Dinosaur poets

A fellow Open University student wrote in Dinosaur poets TM:

what is/are Poets

Can they die and emerge again

like Dinosaurians

?

which made me think of some of the First World War poets and haiku in response.

Brooke.  Grenfell.  Munro.
Owen.  Rosenberg.  Sorley.
Thomas.  Wilson.  Wyn. 

The Great War is history, and the poets above did not survive it.  But fragments of their work live on, typically preserved in stone, like the fossils of creatures who lived at a time before ours when great beasts roared across the earth, ripping gentler souls limb from limb in the quest for blood to spill and flesh to consume.

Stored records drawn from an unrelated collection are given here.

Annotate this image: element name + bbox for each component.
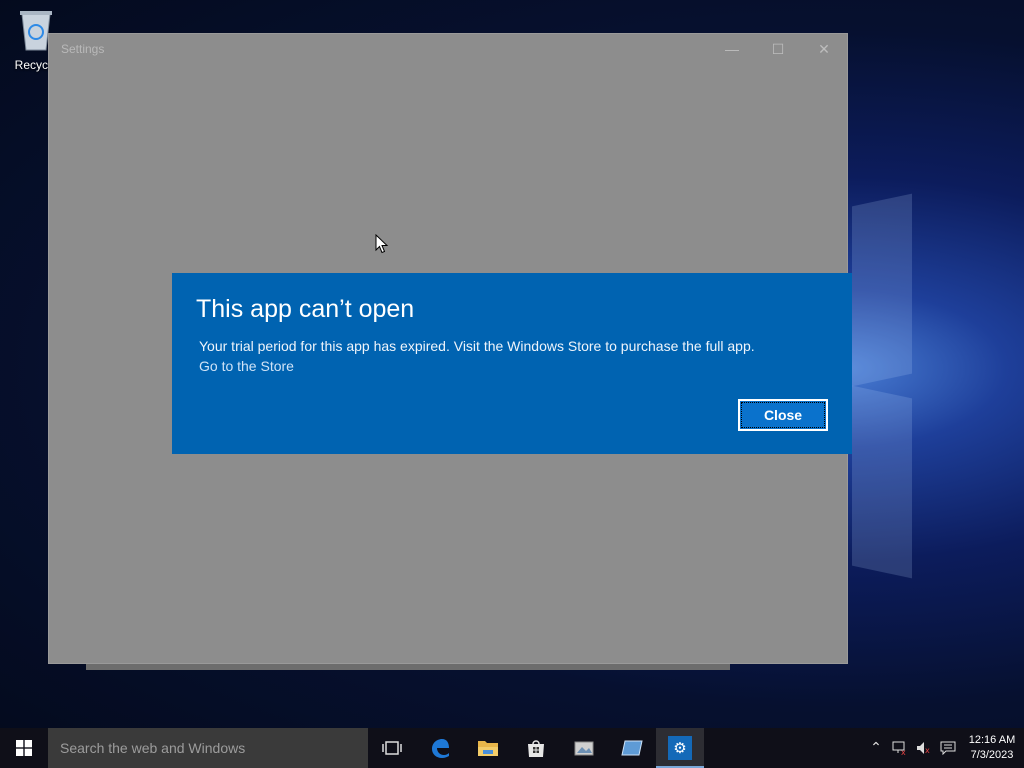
pictures-icon: [574, 741, 594, 756]
wallpaper-beam: [852, 385, 912, 579]
mouse-cursor-icon: [375, 233, 389, 258]
close-window-button[interactable]: ✕: [801, 34, 847, 64]
file-explorer-icon: [478, 741, 498, 756]
dialog-title: This app can’t open: [196, 295, 415, 323]
clock-date: 7/3/2023: [970, 749, 1014, 761]
store-icon: [528, 740, 544, 757]
window-shadow: [86, 664, 730, 670]
settings-taskbar-button[interactable]: ⚙: [656, 728, 704, 768]
file-explorer-button[interactable]: [464, 728, 512, 768]
taskbar: Search the web and Windows ⚙ ⌃ x x 12:16…: [0, 728, 1024, 768]
pictures-button[interactable]: [560, 728, 608, 768]
svg-text:x: x: [925, 746, 930, 755]
minimize-button[interactable]: —: [709, 34, 755, 64]
edge-icon: [432, 739, 449, 758]
window-title: Settings: [61, 42, 105, 56]
app-icon: [621, 740, 643, 756]
windows-logo-icon: [16, 740, 32, 756]
window-titlebar[interactable]: Settings — ☐ ✕: [49, 34, 847, 64]
search-box[interactable]: Search the web and Windows: [48, 728, 368, 768]
store-button[interactable]: [512, 728, 560, 768]
app-error-dialog: This app can’t open Your trial period fo…: [172, 273, 852, 454]
task-view-icon: [382, 741, 402, 755]
volume-muted-icon[interactable]: x: [912, 728, 936, 768]
app-button[interactable]: [608, 728, 656, 768]
network-icon[interactable]: x: [888, 728, 912, 768]
svg-text:x: x: [901, 748, 906, 755]
wallpaper-beam: [852, 193, 912, 387]
action-center-icon[interactable]: [936, 728, 960, 768]
start-button[interactable]: [0, 728, 48, 768]
edge-button[interactable]: [416, 728, 464, 768]
maximize-button[interactable]: ☐: [755, 34, 801, 64]
clock[interactable]: 12:16 AM 7/3/2023: [960, 733, 1024, 763]
show-hidden-icons-button[interactable]: ⌃: [864, 728, 888, 768]
settings-icon: ⚙: [668, 736, 692, 760]
go-to-store-link[interactable]: Go to the Store: [199, 358, 294, 374]
system-tray: ⌃ x x 12:16 AM 7/3/2023: [864, 728, 1024, 768]
task-view-button[interactable]: [368, 728, 416, 768]
dialog-message: Your trial period for this app has expir…: [199, 338, 755, 354]
close-button[interactable]: Close: [738, 399, 828, 431]
clock-time: 12:16 AM: [968, 734, 1016, 746]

Which got me thinking about the metaphor of Hollywood B-movie dinosaurs as great monsters, roaring and killing like the great guns of the artillery blasting away at the soldiers in the trenches.

Children love to see reconstructed dinosaurs and stomp about roaring and pretending to be a T-Rex, chomping great chunks out of authority figures like parents and teachers and elder siblings.  Being so big and powerful that they can do as they like, ruling the earth.

Is this the childish, base desire that prompts people to like to watch war being made on the news?  Gore-porn as entertainment?  How advertisers are clamouring to get their products promoted alongside clips of people being beheaded, blown up, burning alive, shot and gently rotting in the sun?  The advertisers and media know what we like.

Civilisation is a transparently thin veneer.